Let’s look at seven recordings of Josquin des Prez’s ‘Ave Maria’. The blank lines separate performances at three different pitch levels (transpositions).

## The Tallis Scholars
tallis <-
  get_tidy_audio_analysis("2J3Mmybwue0jyQ0UVMYurH") |>
  select(segments) |>
  unnest(segments) |>
  select(start, duration, pitches)
## La Chapelle Royale
chapelle <-
  get_tidy_audio_analysis("4ccw2IcnFt1Jv9LqQCOYDi") |>
  select(segments) |>
  unnest(segments) |>
  select(start, duration, pitches)
## The Cambridge Singers
cambridge <-
  get_tidy_audio_analysis("54cAT1TCFaZbLOB2i1y61h") |>
  select(segments) |>
  unnest(segments) |>
  select(start, duration, pitches)


## Oxford Camerata
oxford <-
  get_tidy_audio_analysis("5QyUsMY40MQ1VebZXSaonU") |>
  select(segments) |>
  unnest(segments) |>
  select(start, duration, pitches)
## Chanticleer
chanticleer <-
  get_tidy_audio_analysis("1bocG1N8LM7MSgj9T1n3XH") |>
  select(segments) |>
  unnest(segments) |>
  select(start, duration, pitches)


## The Hilliard Ensemble
hilliard <-
  get_tidy_audio_analysis("2rXEyq50luqaFNC9DkcU6k") |>
  select(segments) |>
  unnest(segments) |>
  select(start, duration, pitches)
## The Gabrieli Consort
gabrieli <-
  get_tidy_audio_analysis("4NnJ4Jes8a8mQUfXhwuITx") |>
  select(segments) |>
  unnest(segments) |>
  select(start, duration, pitches)

The compmus_long_distance() helper function gets everything ready to plot the distances between the chroma vectors in two different pieces. It takes two data frames (don’t forget to normalise the chroma vectors), the feature we want to compute distance over (pitches in our case), and any of the distance measures in the table above. It returns a long table ready for plotting, with xstart, xduration, ystart, and yduration.

compmus_long_distance(
  tallis |> mutate(pitches = map(pitches, compmus_normalise, "chebyshev")),
  chapelle |> mutate(pitches = map(pitches, compmus_normalise, "chebyshev")),
  feature = pitches,
  method = "euclidean"
) |>
  ggplot(
    aes(
      x = xstart + xduration / 2,
      width = xduration,
      y = ystart + yduration / 2,
      height = yduration,
      fill = d
    )
  ) +
  geom_tile() +
  coord_equal() +
  labs(x = "The Tallis Scholars", y = "La Chapelle Royale") +
  theme_minimal() +
  scale_fill_viridis_c(guide = NULL)

Instructions

As a group, work through the following steps.
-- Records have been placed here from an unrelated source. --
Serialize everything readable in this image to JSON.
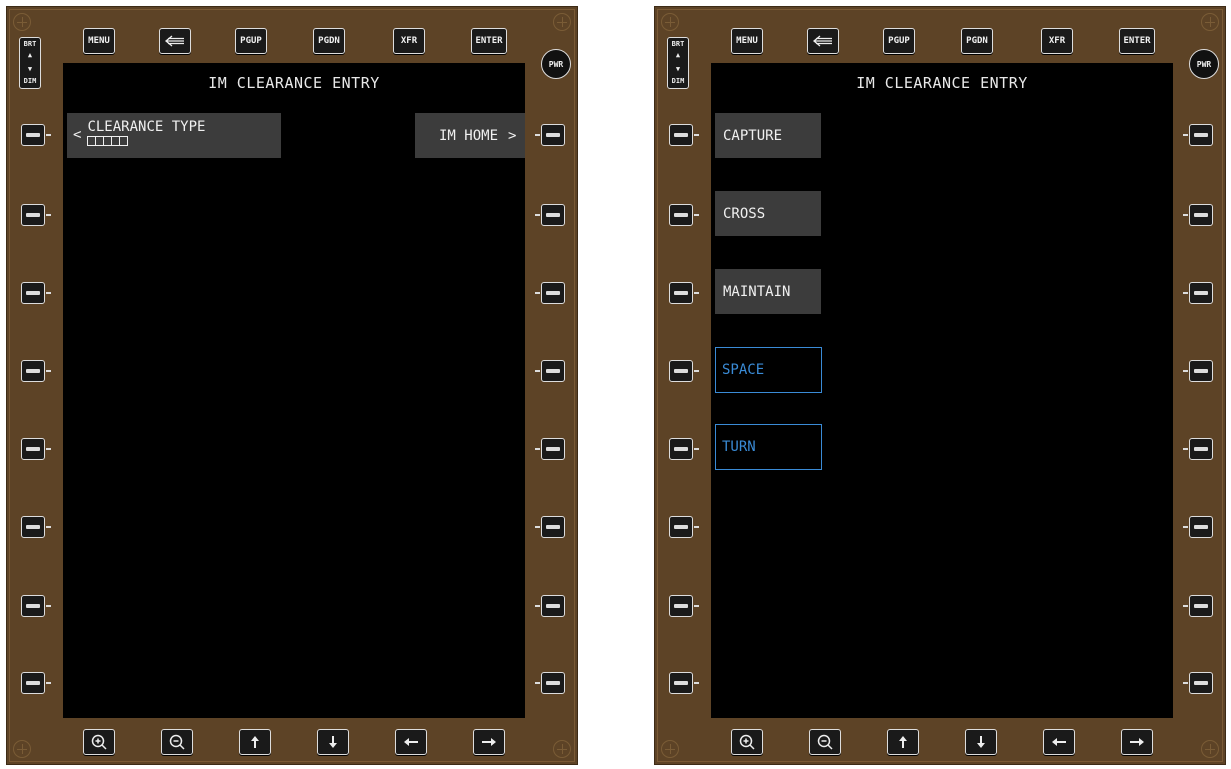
{
  "left": {
    "top_keys": [
      "MENU",
      "",
      "PGUP",
      "PGDN",
      "XFR",
      "ENTER"
    ],
    "top_icons": [
      "menu",
      "back-arrow-icon",
      "pgup",
      "pgdn",
      "xfr",
      "enter"
    ],
    "bright": "BRT",
    "dim": "DIM",
    "power": "PWR",
    "title": "IM CLEARANCE ENTRY",
    "clearance_type_label": "CLEARANCE TYPE",
    "clearance_type_prefix": "<",
    "im_home_label": "IM HOME",
    "im_home_suffix": ">",
    "bottom_icons": [
      "zoom-in-icon",
      "zoom-out-icon",
      "arrow-up-icon",
      "arrow-down-icon",
      "arrow-left-icon",
      "arrow-right-icon"
    ]
  },
  "right": {
    "top_keys": [
      "MENU",
      "",
      "PGUP",
      "PGDN",
      "XFR",
      "ENTER"
    ],
    "bright": "BRT",
    "dim": "DIM",
    "power": "PWR",
    "title": "IM CLEARANCE ENTRY",
    "options": [
      {
        "label": "CAPTURE",
        "style": "filled"
      },
      {
        "label": "CROSS",
        "style": "filled"
      },
      {
        "label": "MAINTAIN",
        "style": "filled"
      },
      {
        "label": "SPACE",
        "style": "outlined"
      },
      {
        "label": "TURN",
        "style": "outlined"
      }
    ]
  },
  "colors": {
    "bezel": "#5d4326",
    "screen": "#000000",
    "field": "#3c3c3c",
    "accent": "#3a8bd6"
  }
}
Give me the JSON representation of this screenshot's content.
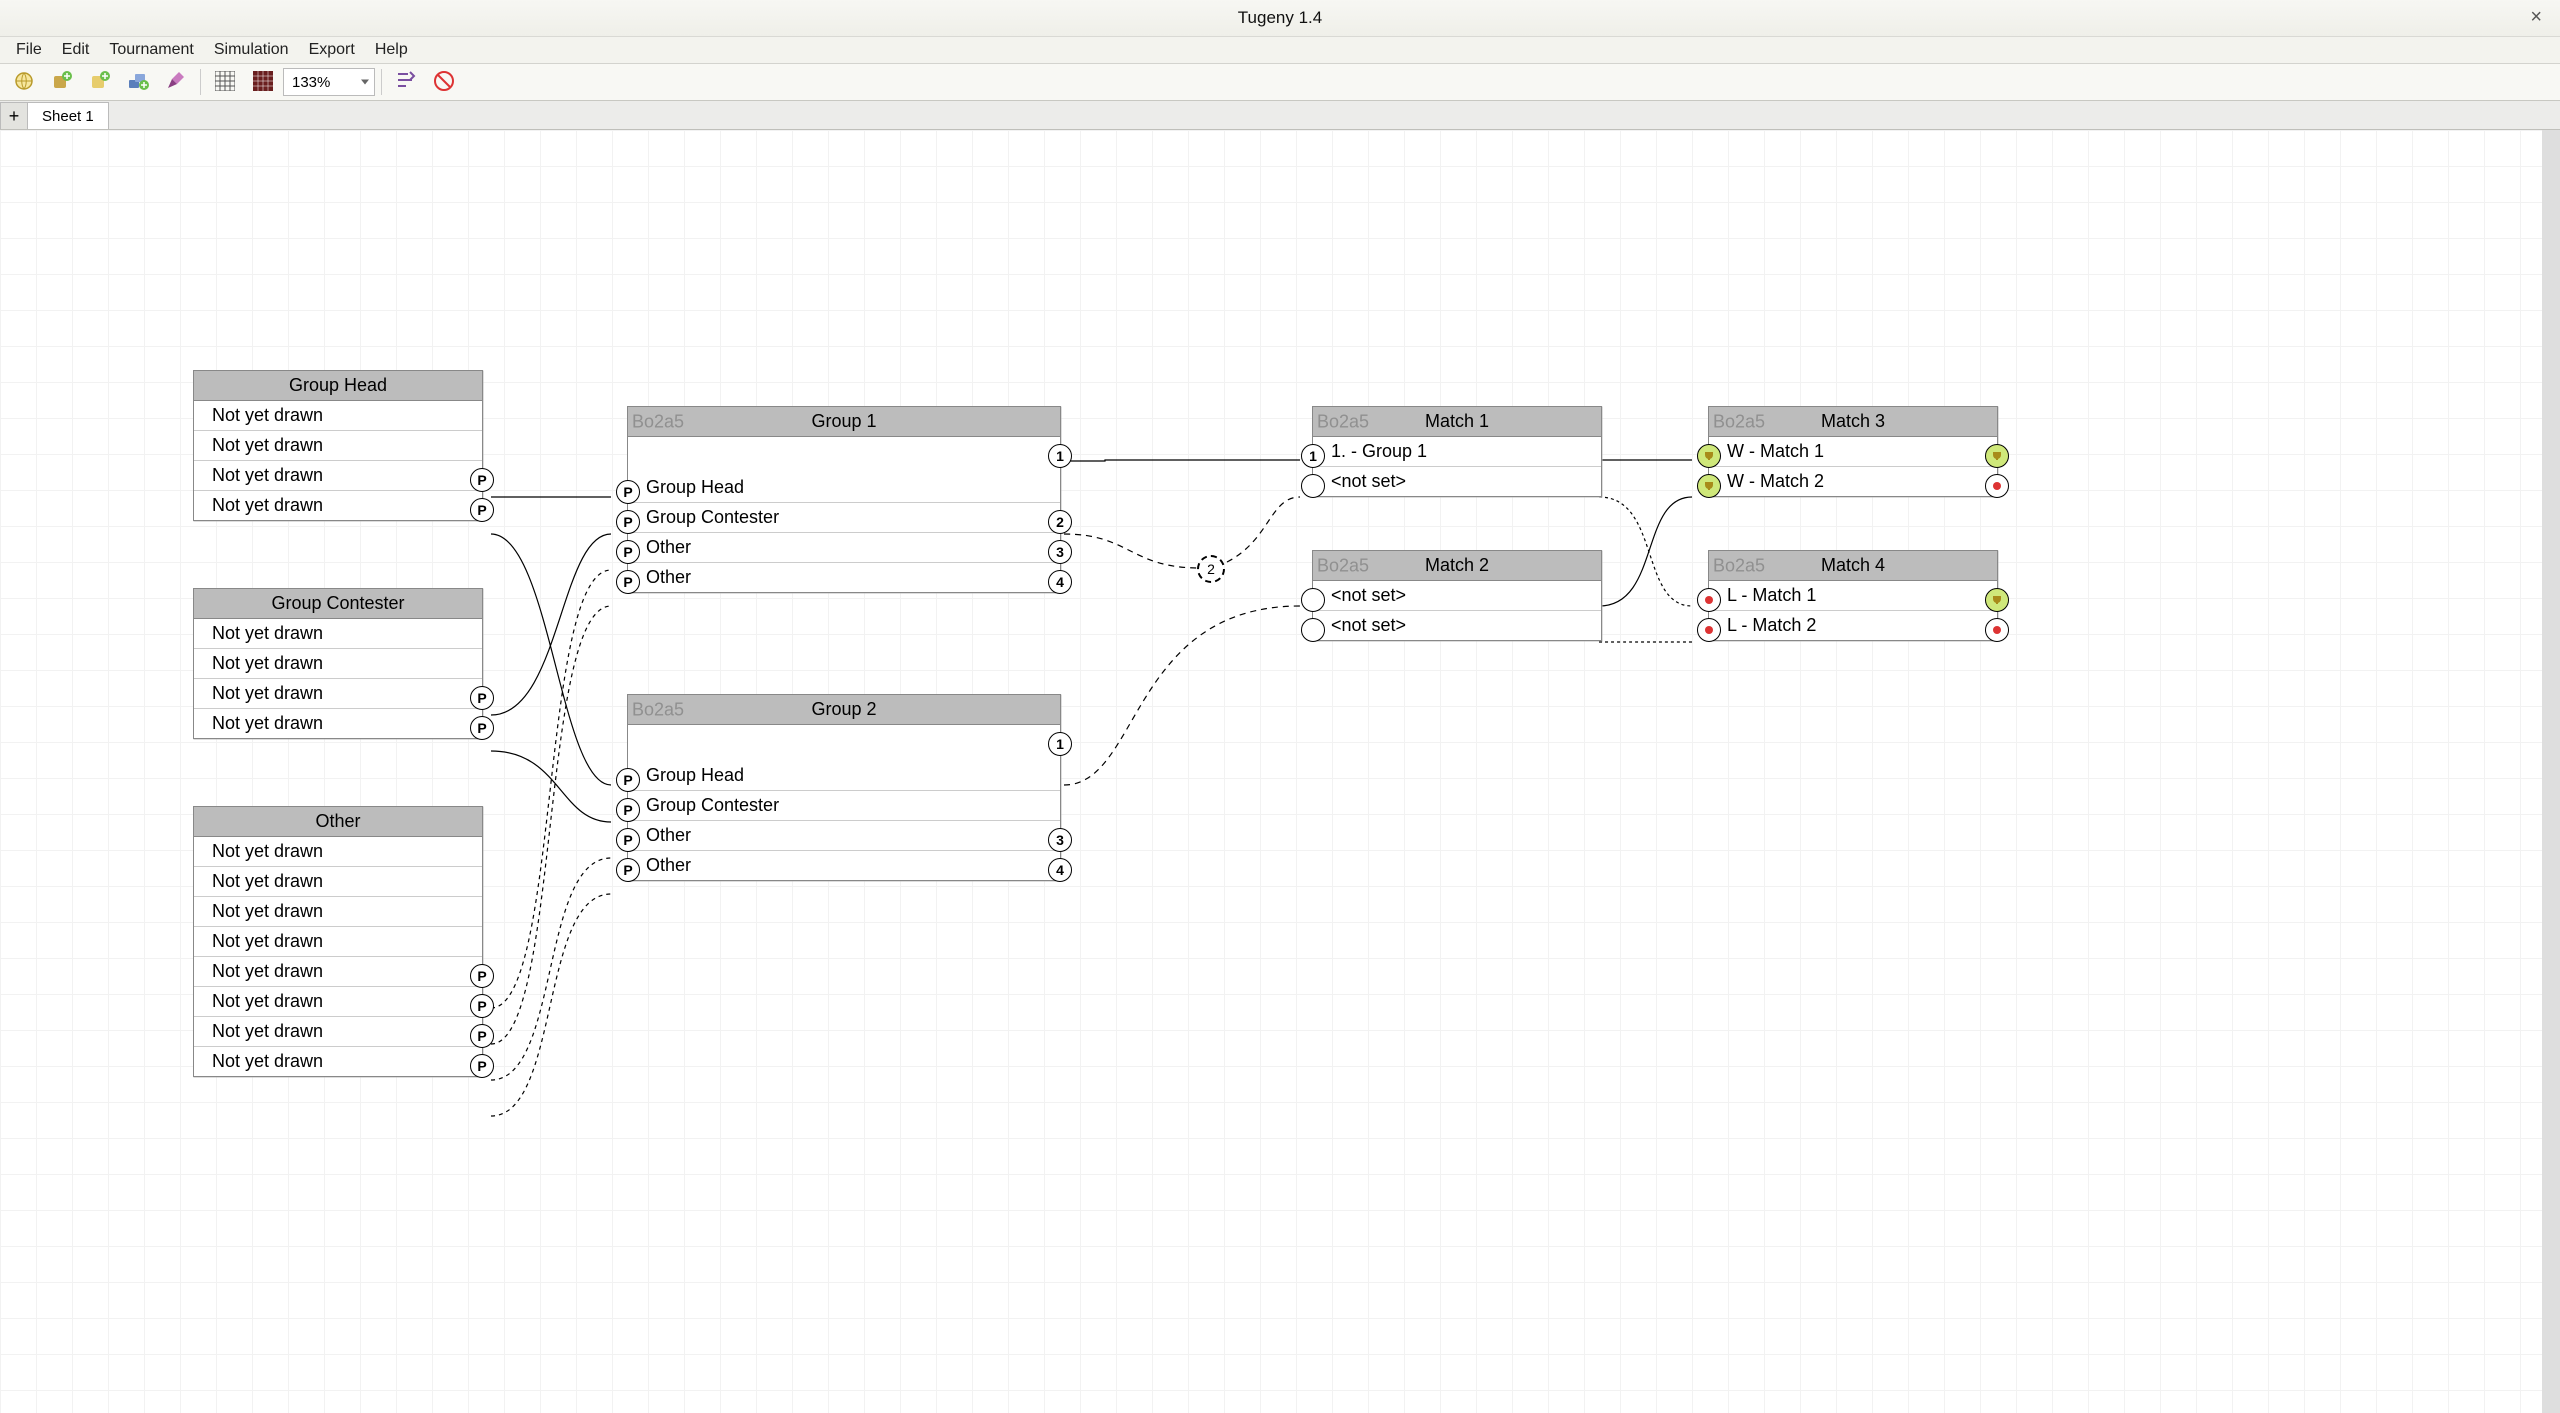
{
  "window": {
    "title": "Tugeny 1.4",
    "close": "×"
  },
  "menu": {
    "file": "File",
    "edit": "Edit",
    "tournament": "Tournament",
    "simulation": "Simulation",
    "export": "Export",
    "help": "Help"
  },
  "toolbar": {
    "zoom": "133%"
  },
  "tabs": {
    "add": "+",
    "sheet1": "Sheet 1"
  },
  "pools": {
    "group_head": {
      "title": "Group Head",
      "rows": [
        "Not yet drawn",
        "Not yet drawn",
        "Not yet drawn",
        "Not yet drawn"
      ]
    },
    "group_contester": {
      "title": "Group Contester",
      "rows": [
        "Not yet drawn",
        "Not yet drawn",
        "Not yet drawn",
        "Not yet drawn"
      ]
    },
    "other": {
      "title": "Other",
      "rows": [
        "Not yet drawn",
        "Not yet drawn",
        "Not yet drawn",
        "Not yet drawn",
        "Not yet drawn",
        "Not yet drawn",
        "Not yet drawn",
        "Not yet drawn"
      ]
    }
  },
  "groups": {
    "g1": {
      "tag": "Bo2a5",
      "title": "Group 1",
      "rows": [
        "Group Head",
        "Group Contester",
        "Other",
        "Other"
      ]
    },
    "g2": {
      "tag": "Bo2a5",
      "title": "Group 2",
      "rows": [
        "Group Head",
        "Group Contester",
        "Other",
        "Other"
      ]
    }
  },
  "matches": {
    "m1": {
      "tag": "Bo2a5",
      "title": "Match 1",
      "rows": [
        "1. - Group 1",
        "<not set>"
      ]
    },
    "m2": {
      "tag": "Bo2a5",
      "title": "Match 2",
      "rows": [
        "<not set>",
        "<not set>"
      ]
    },
    "m3": {
      "tag": "Bo2a5",
      "title": "Match 3",
      "rows": [
        "W - Match 1",
        "W - Match 2"
      ]
    },
    "m4": {
      "tag": "Bo2a5",
      "title": "Match 4",
      "rows": [
        "L - Match 1",
        "L - Match 2"
      ]
    }
  },
  "port_label": {
    "p": "P",
    "one": "1",
    "two": "2",
    "three": "3",
    "four": "4"
  },
  "float_port": "2"
}
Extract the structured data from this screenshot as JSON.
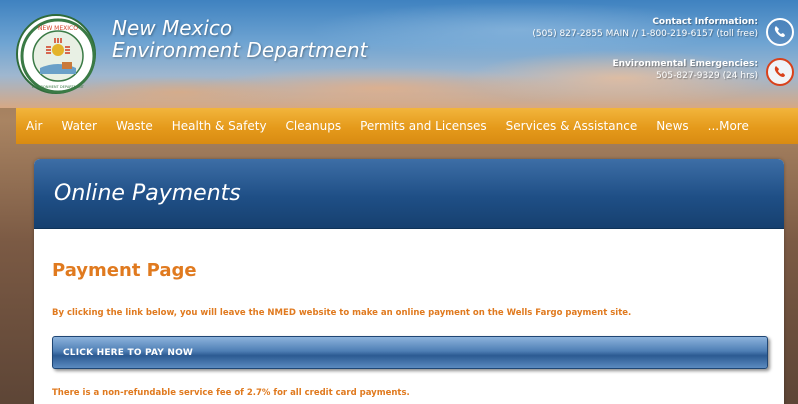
{
  "header": {
    "title_line1": "New Mexico",
    "title_line2": "Environment Department",
    "logo_top_text": "NEW MEXICO",
    "logo_bottom_text": "ENVIRONMENT DEPARTMENT",
    "contact_label": "Contact Information:",
    "contact_phones": "(505) 827-2855 MAIN // 1-800-219-6157 (toll free)",
    "emergency_label": "Environmental Emergencies:",
    "emergency_phone": "505-827-9329 (24 hrs)",
    "phone_icon": "phone-icon",
    "emergency_icon": "phone-emergency-icon"
  },
  "nav": {
    "items": [
      "Air",
      "Water",
      "Waste",
      "Health & Safety",
      "Cleanups",
      "Permits and Licenses",
      "Services & Assistance",
      "News",
      "...More"
    ]
  },
  "panel": {
    "title": "Online Payments",
    "page_title": "Payment Page",
    "info_text": "By clicking the link below, you will leave the NMED website to make an online payment on the Wells Fargo payment site.",
    "pay_button_label": "CLICK HERE TO PAY NOW",
    "fee_text": "There is a non-refundable service fee of 2.7% for all credit card payments."
  },
  "colors": {
    "nav_bg": "#e59a1b",
    "panel_header": "#1f4f86",
    "accent_orange": "#e07a1f",
    "button_blue": "#2c5a92"
  }
}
  • Try different combinations of norms and distance metrics until the pattern seems visually clearest to you.
  • There seems to be a dark, mostly straight, diagonal link from the lower left to the upper right corner. What does this pattern mean? Why isn’t the line perfectly straight?
  • Try plotting different pairs of performances. Do you always see a diagonal line? Is it always straight? How can you explain what you are seeing?

Be prepared to discuss your finding with the larger group at the end of the breakout session.

Advanced work

If you are comfortable with R and want to compute actual DTW alignments instead of just making a visual analysis, look into the R dtw package.

Warning

The output of geom_tile() can be very large if sent through ggplotly() and will probably not work for your portfolios. It will either be very slow to load or simply leave a blank space on the page.